The price per QALY in the US is about $60,000, Zhavoronkov said, based on how much insurance companies are willing to pay. "You can actually assess the number of QALYs you generate from the various combinations and permutations of data types together," Zhavoronkov said.

The Nebula-Longenesis partnership wants to add to that the "volume value" of data. "If you have a very large number of people with the same datasets, up until a certain point, the value of that data increases, and then you start getting diminishing returns," Zhavoronkov explained. "That's a new field. Nobody has touched on that. It's not intuitive, but that's where we are."

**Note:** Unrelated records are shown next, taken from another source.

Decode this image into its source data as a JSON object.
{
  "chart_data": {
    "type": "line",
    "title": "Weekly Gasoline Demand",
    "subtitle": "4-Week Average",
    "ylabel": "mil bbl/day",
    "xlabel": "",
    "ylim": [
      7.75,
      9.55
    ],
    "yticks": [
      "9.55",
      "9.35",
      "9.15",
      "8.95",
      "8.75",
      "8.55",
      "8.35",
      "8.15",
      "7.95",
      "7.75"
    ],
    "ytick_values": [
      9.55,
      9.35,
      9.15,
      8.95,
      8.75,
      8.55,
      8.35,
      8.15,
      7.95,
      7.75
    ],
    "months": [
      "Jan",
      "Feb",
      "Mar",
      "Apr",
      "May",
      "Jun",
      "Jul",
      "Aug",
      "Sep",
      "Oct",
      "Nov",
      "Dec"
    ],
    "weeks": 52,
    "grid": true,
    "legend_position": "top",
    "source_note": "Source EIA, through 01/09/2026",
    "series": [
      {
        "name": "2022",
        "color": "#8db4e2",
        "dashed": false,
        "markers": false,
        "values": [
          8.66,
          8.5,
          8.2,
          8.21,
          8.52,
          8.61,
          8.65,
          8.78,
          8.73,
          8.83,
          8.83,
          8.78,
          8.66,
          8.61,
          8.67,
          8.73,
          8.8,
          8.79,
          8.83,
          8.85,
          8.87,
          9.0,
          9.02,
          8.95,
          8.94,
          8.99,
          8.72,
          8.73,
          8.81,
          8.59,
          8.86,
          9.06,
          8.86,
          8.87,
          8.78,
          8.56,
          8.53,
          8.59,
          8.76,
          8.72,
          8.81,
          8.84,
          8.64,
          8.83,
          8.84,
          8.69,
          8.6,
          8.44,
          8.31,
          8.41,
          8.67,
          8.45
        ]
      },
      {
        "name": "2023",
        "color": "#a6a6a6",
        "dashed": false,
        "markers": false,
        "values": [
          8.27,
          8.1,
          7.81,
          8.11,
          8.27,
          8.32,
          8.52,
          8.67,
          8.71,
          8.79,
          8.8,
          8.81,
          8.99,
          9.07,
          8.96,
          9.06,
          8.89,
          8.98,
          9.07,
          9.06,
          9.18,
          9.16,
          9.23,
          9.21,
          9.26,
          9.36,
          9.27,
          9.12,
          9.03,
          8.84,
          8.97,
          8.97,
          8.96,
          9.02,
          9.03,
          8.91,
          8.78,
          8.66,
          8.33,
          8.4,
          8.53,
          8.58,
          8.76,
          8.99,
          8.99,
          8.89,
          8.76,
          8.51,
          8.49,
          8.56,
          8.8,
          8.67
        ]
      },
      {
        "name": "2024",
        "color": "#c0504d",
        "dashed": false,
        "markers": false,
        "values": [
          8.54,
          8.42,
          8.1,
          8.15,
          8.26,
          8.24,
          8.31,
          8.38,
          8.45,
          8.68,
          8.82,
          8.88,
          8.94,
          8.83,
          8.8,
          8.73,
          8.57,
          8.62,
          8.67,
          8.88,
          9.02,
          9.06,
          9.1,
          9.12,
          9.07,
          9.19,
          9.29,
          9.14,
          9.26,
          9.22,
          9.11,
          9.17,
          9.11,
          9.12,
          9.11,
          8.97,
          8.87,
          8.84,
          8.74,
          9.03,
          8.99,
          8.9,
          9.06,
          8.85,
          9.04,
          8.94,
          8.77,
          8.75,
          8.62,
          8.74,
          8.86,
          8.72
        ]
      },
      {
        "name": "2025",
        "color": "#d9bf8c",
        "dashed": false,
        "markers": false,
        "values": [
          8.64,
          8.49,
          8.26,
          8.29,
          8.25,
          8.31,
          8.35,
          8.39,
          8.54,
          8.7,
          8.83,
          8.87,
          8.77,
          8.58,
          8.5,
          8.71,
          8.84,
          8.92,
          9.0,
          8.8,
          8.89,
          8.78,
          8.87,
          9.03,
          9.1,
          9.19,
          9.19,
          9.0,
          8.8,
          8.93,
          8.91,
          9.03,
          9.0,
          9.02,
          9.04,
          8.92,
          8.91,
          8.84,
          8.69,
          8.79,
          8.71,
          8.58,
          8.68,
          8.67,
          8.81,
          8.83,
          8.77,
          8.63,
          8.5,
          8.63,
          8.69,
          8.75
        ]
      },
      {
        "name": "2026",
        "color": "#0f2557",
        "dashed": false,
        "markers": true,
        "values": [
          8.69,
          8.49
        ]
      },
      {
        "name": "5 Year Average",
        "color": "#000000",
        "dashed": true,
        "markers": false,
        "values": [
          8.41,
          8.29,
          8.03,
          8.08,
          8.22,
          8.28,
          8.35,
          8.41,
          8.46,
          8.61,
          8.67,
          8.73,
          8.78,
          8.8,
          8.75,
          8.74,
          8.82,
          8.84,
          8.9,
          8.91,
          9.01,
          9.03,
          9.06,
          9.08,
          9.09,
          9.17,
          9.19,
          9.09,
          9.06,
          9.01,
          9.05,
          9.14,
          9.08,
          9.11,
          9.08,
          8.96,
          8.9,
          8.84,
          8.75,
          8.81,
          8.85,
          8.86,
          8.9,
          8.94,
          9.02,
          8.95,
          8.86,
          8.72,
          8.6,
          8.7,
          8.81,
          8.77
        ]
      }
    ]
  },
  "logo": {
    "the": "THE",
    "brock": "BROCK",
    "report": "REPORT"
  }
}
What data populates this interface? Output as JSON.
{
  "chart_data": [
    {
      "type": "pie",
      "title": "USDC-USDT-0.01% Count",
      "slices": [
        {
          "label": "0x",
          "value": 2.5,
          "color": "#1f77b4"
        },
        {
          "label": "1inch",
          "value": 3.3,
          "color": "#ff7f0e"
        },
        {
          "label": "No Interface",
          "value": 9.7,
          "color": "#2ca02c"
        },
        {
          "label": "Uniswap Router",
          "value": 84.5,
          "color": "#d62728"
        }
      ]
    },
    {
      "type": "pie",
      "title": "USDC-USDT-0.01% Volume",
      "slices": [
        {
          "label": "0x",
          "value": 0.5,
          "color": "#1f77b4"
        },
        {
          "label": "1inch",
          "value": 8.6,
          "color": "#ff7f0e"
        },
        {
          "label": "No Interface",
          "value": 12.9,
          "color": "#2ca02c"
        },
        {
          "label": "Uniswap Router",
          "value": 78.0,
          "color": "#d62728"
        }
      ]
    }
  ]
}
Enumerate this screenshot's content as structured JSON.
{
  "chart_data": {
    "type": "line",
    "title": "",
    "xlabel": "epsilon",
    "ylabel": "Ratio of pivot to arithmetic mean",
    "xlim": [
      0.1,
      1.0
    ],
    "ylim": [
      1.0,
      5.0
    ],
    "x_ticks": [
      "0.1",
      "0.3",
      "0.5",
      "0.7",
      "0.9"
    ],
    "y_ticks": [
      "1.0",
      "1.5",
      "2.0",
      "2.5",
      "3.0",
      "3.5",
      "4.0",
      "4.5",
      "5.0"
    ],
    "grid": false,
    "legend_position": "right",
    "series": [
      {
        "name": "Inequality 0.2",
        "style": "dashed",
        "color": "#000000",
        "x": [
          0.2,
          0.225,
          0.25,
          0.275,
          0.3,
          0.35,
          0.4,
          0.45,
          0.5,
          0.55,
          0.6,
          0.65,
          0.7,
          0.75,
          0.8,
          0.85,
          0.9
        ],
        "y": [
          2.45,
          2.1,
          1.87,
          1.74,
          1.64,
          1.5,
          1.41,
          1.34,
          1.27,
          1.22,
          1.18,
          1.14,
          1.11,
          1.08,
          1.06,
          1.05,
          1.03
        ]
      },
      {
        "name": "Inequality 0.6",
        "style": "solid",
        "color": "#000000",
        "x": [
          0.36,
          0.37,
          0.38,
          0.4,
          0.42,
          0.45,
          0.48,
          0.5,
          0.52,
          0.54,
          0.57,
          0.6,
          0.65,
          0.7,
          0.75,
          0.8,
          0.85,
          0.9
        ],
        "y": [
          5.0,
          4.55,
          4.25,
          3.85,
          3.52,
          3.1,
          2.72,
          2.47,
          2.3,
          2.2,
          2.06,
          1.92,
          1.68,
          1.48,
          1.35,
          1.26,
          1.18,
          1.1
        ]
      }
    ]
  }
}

Grishin said the partners will test the concept this summer in a pilot with an unnamed large pharmaceutical company. Researchers will pay people to have their genomes sequenced in return for access to the data. This also will help Nebula Genomics test its own blockchain-based network.

Other work over the next 12 months will involve scaling up the platform by integrating different data types and partnering with biobanks to add their data to the network. Grishin said that he wants to have "millions of data points" within a year.

"I think what many people underappreciate is how the genomic revolution is going to change the lives of many people and create a new, billion-dollar industry," Grishin said. It's comparable to how the internet changed the world in the 1990s. Genomic data will be "able to create powerful AI models to really understand human genetics and it will just completely revolutionize healthcare."